Despite a less favourable political and economic environment, Europe has defended its leading position as the world’s largest beer producer, according to an Ernst & Young report presented by The Brewers of Europe in Brussels on September 8th.

With a yearly production of 427 million hectolitres (hl), Europe remained ahead of China (393 million hl) and the US (234 million hl), the report stated, which was conducted in all 27 EU countries plus Norway, Switzerland, Croatia and Turkey.

Germany remained Europe’s largest beer producer (103 million hectolitres), followed by the UK (49.5 million hl), Poland (36.9 million hl) and Spain (33.4 million hl). Germany also has by far the most Breweries (1,330), the report pointed out.

“What’s even more interesting is the fact that the number of breweries across Europe has grown almost 25% in the last three years, up from around 3,000 in 2006 to 3,733 today,” The Brewers of Europe Secretary General Rodolphe de Looz-Corswarem said at the presentation of the report, further adding, “National governments, the European economy, and European citizens benefit hugely from the production and sale of beer in terms of jobs, revenue and indeed enjoyment.”

Directly and indirectly 2.5 million jobs in Europe can be attributed to the beer producing and selling sector, which brings Europe’s economy in an additional €59 billion in terms of value added and national governments roughly €57 billion in beer tax revenues. “These are very impressive numbers, especially in the light of the current economic crisis,” de Looz-Corswarem said. “Governments would be wise to value those facts when discussing about levelling additional burdens such as tax increases on the shoulders of Europe’s brewers,” he added.

According to the report, since the last similar report was conducted by Ernst & Young in 2006, the general business conditions for Europe’s brewers have overall deteriorated. Agricultural raw materials and the overall associated costs of production are up (nearly 24%) and taxes (up nearly 30% in the Netherlands) have gone up dramatically in some countries, while the general economic downturn has put further strains on the sector. Rodolphe de Looz added, “even since the beginning of 2009, 16 European countries have raised excises taxes on beer.”

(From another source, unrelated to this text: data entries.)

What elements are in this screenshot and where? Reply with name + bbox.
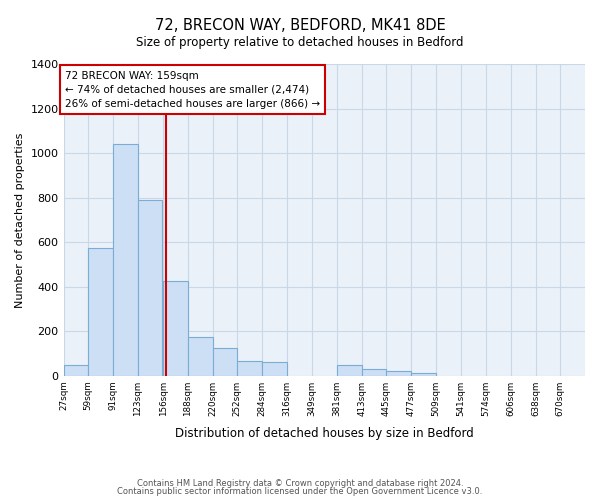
Text: Size of property relative to detached houses in Bedford: Size of property relative to detached ho… <box>136 36 464 49</box>
Bar <box>411 374 436 376</box>
Text: Contains HM Land Registry data © Crown copyright and database right 2024.: Contains HM Land Registry data © Crown c… <box>137 478 463 488</box>
Bar <box>113 144 138 376</box>
Text: 72 BRECON WAY: 159sqm
← 74% of detached houses are smaller (2,474)
26% of semi-d: 72 BRECON WAY: 159sqm ← 74% of detached … <box>65 70 320 108</box>
Bar <box>386 371 411 376</box>
Bar <box>337 364 362 376</box>
Bar <box>64 364 88 376</box>
Bar <box>88 248 113 376</box>
Text: 72, BRECON WAY, BEDFORD, MK41 8DE: 72, BRECON WAY, BEDFORD, MK41 8DE <box>155 18 445 32</box>
X-axis label: Distribution of detached houses by size in Bedford: Distribution of detached houses by size … <box>175 427 473 440</box>
Bar <box>238 361 262 376</box>
Bar <box>163 281 188 376</box>
Bar <box>362 369 386 376</box>
Bar <box>138 200 163 376</box>
Y-axis label: Number of detached properties: Number of detached properties <box>15 132 25 308</box>
Text: Contains public sector information licensed under the Open Government Licence v3: Contains public sector information licen… <box>118 487 482 496</box>
Bar <box>262 362 287 376</box>
Bar <box>188 336 212 376</box>
Bar <box>212 348 238 376</box>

“Times are difficult right now but for the brewing business to grow we need the right business framework, the right mindset from the political decision makers who make our laws, innovation within the sector, whilst at the same time, our own continued and sustained acknowledgement that our business model relies on our reputation for conducting our business professionally and responsibly.”

Summing up, The Brewers of Europe Secretary General stated, “This report proves that Europe’s beer sector is a key component of Europe’s economy and one which needs to be given the freedom to remain competitive, to grow jobs, to grow Europe’s economy, to grow exports, to grow the reputation of the sector both in Europe and globally and to grow the number of consumers who drink beer in moderation.”